Companies should have ERM aligned with the company’s strategy as much as possible, although it can be a loose alignment.
Companies have been coming to the realization that good enterprise risk management actually puts the emphasis on “enterprise” and have thus tried to be as comprehensive as they can be regarding risks across the company. Still, one area that is often overlooked is aligning with corporate strategy.
At a recent NeuGroup Corporate ERM Group meeting members discussed the many approaches – and impediments – to achieving a successful alignment with strategy. One member told of how simply being near the strategy and planning team was effective in knowing, monitoring and contributing.
Other approaches get a bit more deliberate in their integration of the groups by ensuring ERM has a “seat at the table” for all strategy and planning sessions and including ERM in the core strategic executive planning processes. One member circumstantially benefits from the ERM leader having an M&A background.
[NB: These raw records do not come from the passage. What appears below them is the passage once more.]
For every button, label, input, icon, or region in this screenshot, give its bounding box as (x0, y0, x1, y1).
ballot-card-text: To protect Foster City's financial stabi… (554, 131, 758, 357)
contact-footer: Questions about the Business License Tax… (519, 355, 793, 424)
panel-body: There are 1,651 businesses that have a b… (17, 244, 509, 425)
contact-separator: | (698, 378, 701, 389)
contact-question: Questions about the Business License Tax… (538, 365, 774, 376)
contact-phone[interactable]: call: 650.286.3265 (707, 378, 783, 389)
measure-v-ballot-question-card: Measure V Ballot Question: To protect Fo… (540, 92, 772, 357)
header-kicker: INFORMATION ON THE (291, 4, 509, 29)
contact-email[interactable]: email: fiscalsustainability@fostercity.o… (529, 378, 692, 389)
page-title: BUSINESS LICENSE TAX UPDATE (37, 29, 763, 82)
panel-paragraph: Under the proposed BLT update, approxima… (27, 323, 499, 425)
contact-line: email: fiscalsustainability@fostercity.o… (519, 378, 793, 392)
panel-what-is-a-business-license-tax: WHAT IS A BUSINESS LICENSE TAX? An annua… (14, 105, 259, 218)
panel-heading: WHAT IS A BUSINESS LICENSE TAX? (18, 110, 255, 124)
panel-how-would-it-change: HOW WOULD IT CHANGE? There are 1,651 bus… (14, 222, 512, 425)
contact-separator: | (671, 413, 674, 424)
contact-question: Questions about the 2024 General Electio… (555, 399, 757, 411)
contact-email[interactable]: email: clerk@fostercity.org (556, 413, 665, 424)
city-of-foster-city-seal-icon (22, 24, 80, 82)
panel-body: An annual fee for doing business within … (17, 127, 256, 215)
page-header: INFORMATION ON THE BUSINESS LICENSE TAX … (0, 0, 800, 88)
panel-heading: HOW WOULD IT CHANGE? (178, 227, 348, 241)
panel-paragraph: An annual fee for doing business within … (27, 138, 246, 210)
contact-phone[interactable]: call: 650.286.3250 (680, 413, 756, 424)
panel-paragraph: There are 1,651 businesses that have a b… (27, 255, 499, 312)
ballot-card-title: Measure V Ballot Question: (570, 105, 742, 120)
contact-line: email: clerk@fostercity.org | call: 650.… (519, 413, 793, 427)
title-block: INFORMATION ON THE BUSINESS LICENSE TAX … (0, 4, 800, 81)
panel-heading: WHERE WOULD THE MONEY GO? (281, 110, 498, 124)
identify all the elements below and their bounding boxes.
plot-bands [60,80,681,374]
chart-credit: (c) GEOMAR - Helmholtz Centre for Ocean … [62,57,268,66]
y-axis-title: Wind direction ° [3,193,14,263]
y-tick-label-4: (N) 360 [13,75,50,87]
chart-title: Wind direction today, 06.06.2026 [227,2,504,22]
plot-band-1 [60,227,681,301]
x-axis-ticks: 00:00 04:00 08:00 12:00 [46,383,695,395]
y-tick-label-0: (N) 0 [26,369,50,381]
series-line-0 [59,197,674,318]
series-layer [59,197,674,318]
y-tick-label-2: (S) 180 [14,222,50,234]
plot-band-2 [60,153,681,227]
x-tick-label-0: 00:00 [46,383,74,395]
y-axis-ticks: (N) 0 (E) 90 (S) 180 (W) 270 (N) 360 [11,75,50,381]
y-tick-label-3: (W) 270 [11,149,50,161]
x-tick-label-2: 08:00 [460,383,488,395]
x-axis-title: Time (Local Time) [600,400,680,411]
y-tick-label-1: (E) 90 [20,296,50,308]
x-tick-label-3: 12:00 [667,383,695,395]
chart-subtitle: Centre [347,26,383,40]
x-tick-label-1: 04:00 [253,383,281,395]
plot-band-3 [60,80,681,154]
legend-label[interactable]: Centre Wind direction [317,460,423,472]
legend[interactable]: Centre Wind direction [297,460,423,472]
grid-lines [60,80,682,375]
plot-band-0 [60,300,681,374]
This benefit resulted in strategy and ERM being discussed simultaneously in strategy meetings of the board.
Impediments to this alignment include a number of issues such as:
- a lack of examples where ERM changed a strategy as a result of identified risks;
- clarity on whether business units own strategic planning or corporate does;
- a “tone at the top” that doesn’t value ERM
- competing priorities among business units; and
- a belief by business units that they already manage their risk effectively.
Getting around some of these impediments then might be more politics than policy, requiring ERM heads to have a lighter touch and to be more diplomatic in their approach. One member highlighted his company’s position that ERM be as non-invasive as possible with no new processes or forums, but to leverage and amend what is already in place. This is almost an internal auditor’s approach in that the key goal is to ensure there is buy-in to the key risks and ownership clearly assigned.